In opt-out processes, as with representative review, we might also imagine designing procedures that allow us to infer the preferences of people who were part of the study and apply them evenly across everyone who was in the study. For example, if 30% of people who clicked ask us to delete their information, should we do that only for them, or 30% of everyone in the study? There might be a good case for treating those who responded as a representative group, if they are actually statistically-representative.
Research ethics become more complicated for research that looks at communities in conflict, as Brian Keegan and I have discussed elsewhere. For example, if a study about online harassment offered every participant equal opportunity to opt out, then a dedicated group of harassers could skew or sabotage results by deciding to opt out en-masse. At the same time, I strongly believe that every person in social research, including alleged harassers, has common rights and deserves a meaningful voice in how that research is conducted. Getting the balance right is far from easy, but the path of transparency has never failed CivilServant so far. I am often moved by the thank-you letters I get from distrusted parties when I respect what I consider to be their fundamental rights to autonomy and privacy.
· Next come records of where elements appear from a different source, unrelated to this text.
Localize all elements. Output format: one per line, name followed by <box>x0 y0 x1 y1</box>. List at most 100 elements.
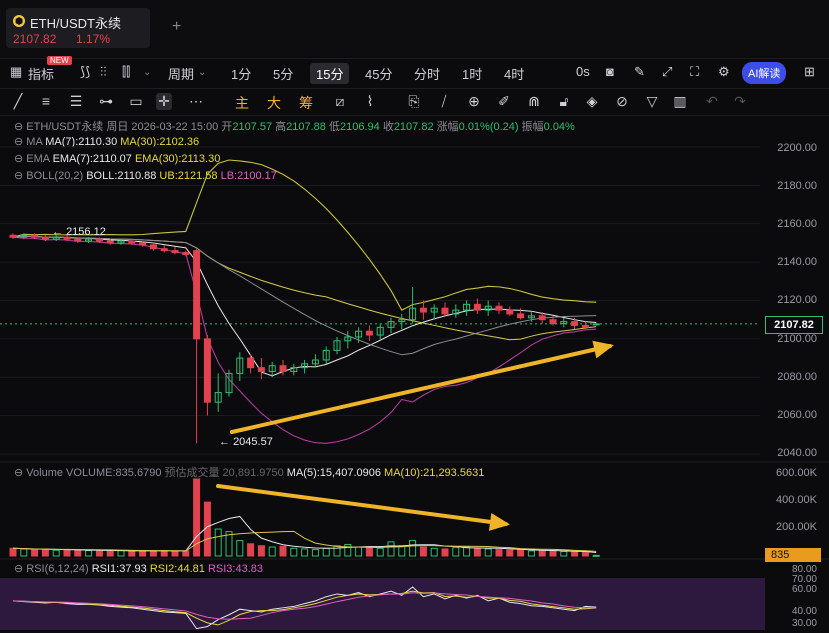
indicators-icon[interactable]: ▦ <box>10 64 22 80</box>
candle <box>473 303 481 311</box>
grid-icon[interactable]: ⊞ <box>804 64 815 80</box>
fullscreen-icon[interactable]: ⛶ <box>690 64 699 80</box>
eth-coin-icon: ⬢ <box>13 15 25 27</box>
expand-icon[interactable]: ⤢ <box>662 64 672 80</box>
candle-type-icon[interactable]: ⫿⫿ <box>122 64 130 80</box>
add-tab-button[interactable]: + <box>172 18 181 36</box>
volume-downtrend-arrow-head <box>488 512 510 531</box>
volume-bar <box>139 550 147 557</box>
candle <box>9 234 17 238</box>
more-tools-icon[interactable]: ⋯ <box>188 93 204 110</box>
volume-bar <box>592 554 600 557</box>
interval-15m[interactable]: 15分 <box>310 63 350 84</box>
text-tool-icon[interactable]: ⎘ <box>406 93 422 110</box>
undo-icon[interactable]: ↶ <box>704 93 720 110</box>
parallel-lines-icon[interactable]: ☰ <box>68 93 84 110</box>
tab-change: 1.17% <box>76 32 111 46</box>
period-button[interactable]: 周期 <box>168 64 194 83</box>
chart-canvas[interactable] <box>0 115 829 633</box>
boll-lower-line <box>12 236 597 444</box>
refresh-rate[interactable]: 0s <box>576 64 590 79</box>
camera-icon[interactable]: ◙ <box>606 64 614 79</box>
low-callout: ← 2045.57 <box>219 436 273 448</box>
volume-bar <box>247 543 255 557</box>
volume-bar <box>106 550 114 557</box>
rectangle-icon[interactable]: ▭ <box>128 93 144 110</box>
candles-layer <box>9 233 600 444</box>
horizontal-ray-icon[interactable]: ⊶ <box>98 93 114 110</box>
large-order-button[interactable]: 大 <box>266 93 282 113</box>
interval-timeline[interactable]: 分时 <box>414 64 440 83</box>
calendar-icon[interactable]: ⧄ <box>332 93 348 110</box>
candle <box>31 234 39 238</box>
interval-4h[interactable]: 4时 <box>504 64 524 83</box>
edit-icon[interactable]: ✎ <box>634 64 645 80</box>
pen-icon[interactable]: ✐ <box>496 93 512 110</box>
volume-bar <box>31 549 39 557</box>
volume-bar <box>257 545 265 557</box>
zoom-in-icon[interactable]: ⊕ <box>466 93 482 110</box>
volume-bar <box>149 550 157 557</box>
volume-bar <box>571 551 579 557</box>
interval-1h[interactable]: 1时 <box>462 64 482 83</box>
trendline-icon[interactable]: ╱ <box>10 93 26 110</box>
interval-45m[interactable]: 45分 <box>365 64 392 83</box>
interval-1m[interactable]: 1分 <box>231 64 251 83</box>
chips-button[interactable]: 筹 <box>298 93 314 113</box>
rsi-tick: 60.00 <box>791 584 817 595</box>
candle <box>171 250 179 254</box>
volume-bar <box>527 550 535 557</box>
volume-bar <box>333 545 341 557</box>
trash-icon[interactable]: ▥ <box>672 93 688 110</box>
volume-bar <box>376 547 384 557</box>
volume-bar <box>441 548 449 557</box>
volume-bar <box>20 548 28 557</box>
settings-icon[interactable]: ⚙ <box>718 64 730 80</box>
interval-5m[interactable]: 5分 <box>273 64 293 83</box>
high-callout: ← 2156.12 <box>52 226 106 238</box>
candles-icon[interactable]: ⫶⫶ <box>100 64 107 80</box>
main-indicator-button[interactable]: 主 <box>234 93 250 113</box>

Testing Research Ethics Procedures
Throughout the academic year, Jonathan Zong and I will be testing some of these research ethics procedures with Twitter users. We’ll be asking people to imagine they were being contacted about a hypothetical study, and then we’ll ask them to work through different webpages and social process for accountable research. We’ll ask for their consent to record their ideas and responses, and report the outcomes of those different ideas.
We still have many, many questions, so we eagerly await your responses to this blog post and your ideas for collaboration.